If you spend any time in the blogosphere, you probably heard about Robert Scoble’s sob session on Valentine’s Day. He said that he was shown a project at Microsoft Research that was so world-changing it brought tears to his eyes. Scoble said he couldn’t tell anyone what it was until February 27th, and he kept that promise. Today he explained:
Lots of people are asking me questions about what made me cry at Microsoft a few weeks ago.

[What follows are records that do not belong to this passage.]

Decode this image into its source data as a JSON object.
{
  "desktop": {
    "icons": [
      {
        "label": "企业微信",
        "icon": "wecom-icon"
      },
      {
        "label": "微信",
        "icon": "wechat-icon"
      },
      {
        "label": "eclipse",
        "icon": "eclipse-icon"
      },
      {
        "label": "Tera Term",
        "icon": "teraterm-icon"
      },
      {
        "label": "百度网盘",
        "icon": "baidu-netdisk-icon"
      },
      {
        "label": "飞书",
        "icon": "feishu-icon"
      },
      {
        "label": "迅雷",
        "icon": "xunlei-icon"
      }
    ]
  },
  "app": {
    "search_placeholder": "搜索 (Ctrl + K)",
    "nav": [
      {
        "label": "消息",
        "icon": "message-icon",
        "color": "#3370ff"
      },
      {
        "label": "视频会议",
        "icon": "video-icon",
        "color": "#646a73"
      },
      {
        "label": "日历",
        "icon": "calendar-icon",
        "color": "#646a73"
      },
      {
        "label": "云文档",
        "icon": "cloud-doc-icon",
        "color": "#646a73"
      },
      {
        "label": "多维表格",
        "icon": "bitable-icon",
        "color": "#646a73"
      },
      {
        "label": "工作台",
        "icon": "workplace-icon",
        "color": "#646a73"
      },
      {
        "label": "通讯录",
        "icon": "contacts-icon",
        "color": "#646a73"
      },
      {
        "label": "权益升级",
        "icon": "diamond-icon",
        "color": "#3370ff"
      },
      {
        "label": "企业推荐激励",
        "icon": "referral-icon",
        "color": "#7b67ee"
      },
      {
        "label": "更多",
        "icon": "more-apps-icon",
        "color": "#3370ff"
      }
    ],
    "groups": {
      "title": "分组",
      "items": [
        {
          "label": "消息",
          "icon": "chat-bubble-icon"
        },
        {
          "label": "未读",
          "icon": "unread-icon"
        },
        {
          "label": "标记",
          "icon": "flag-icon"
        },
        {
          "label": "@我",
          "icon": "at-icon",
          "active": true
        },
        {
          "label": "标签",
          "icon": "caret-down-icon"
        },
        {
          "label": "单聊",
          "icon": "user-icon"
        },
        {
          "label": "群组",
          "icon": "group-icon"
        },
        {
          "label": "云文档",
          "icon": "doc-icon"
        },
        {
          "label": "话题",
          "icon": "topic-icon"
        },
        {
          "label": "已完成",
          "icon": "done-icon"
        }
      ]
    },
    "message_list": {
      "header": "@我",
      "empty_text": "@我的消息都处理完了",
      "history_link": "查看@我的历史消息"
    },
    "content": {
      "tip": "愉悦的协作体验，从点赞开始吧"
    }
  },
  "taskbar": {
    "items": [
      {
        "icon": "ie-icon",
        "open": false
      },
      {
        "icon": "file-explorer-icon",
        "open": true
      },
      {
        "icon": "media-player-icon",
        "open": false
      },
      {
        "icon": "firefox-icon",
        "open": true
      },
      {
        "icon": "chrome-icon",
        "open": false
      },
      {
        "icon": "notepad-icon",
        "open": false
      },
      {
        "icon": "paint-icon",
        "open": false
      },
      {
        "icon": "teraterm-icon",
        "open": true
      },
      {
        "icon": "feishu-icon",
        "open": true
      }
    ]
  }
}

If I told you “a telescope” you’d make fun of me, right? Tell me I’m lame and that I don’t deserve to be a geek and that I should run away and join the circus, right?
Well, that’s what I saw.
The project is called the WorldWide Telescope. Here’s how it is described on the official website:
The WorldWide Telescope (WWT) is a rich visualization environment that functions as a virtual telescope, bringing together imagery from the best ground- and space telescopes to enable seamless, guided explorations of the universe. WorldWide Telescope, created with Microsoft®’s high-performance Visual Experience Engine™, enables seamless panning and zooming across the night sky blending terabytes of images, data, and stories from multiple sources over the Internet into a media-rich, immersive experience.
It does sound like a pretty cool project for astronomy, and like Scoble says, it could have a really huge impact on education and the way we view and understand our place in the universe. Scoble will have a video up on Monday showing it off, and it should be officially available sometime this spring.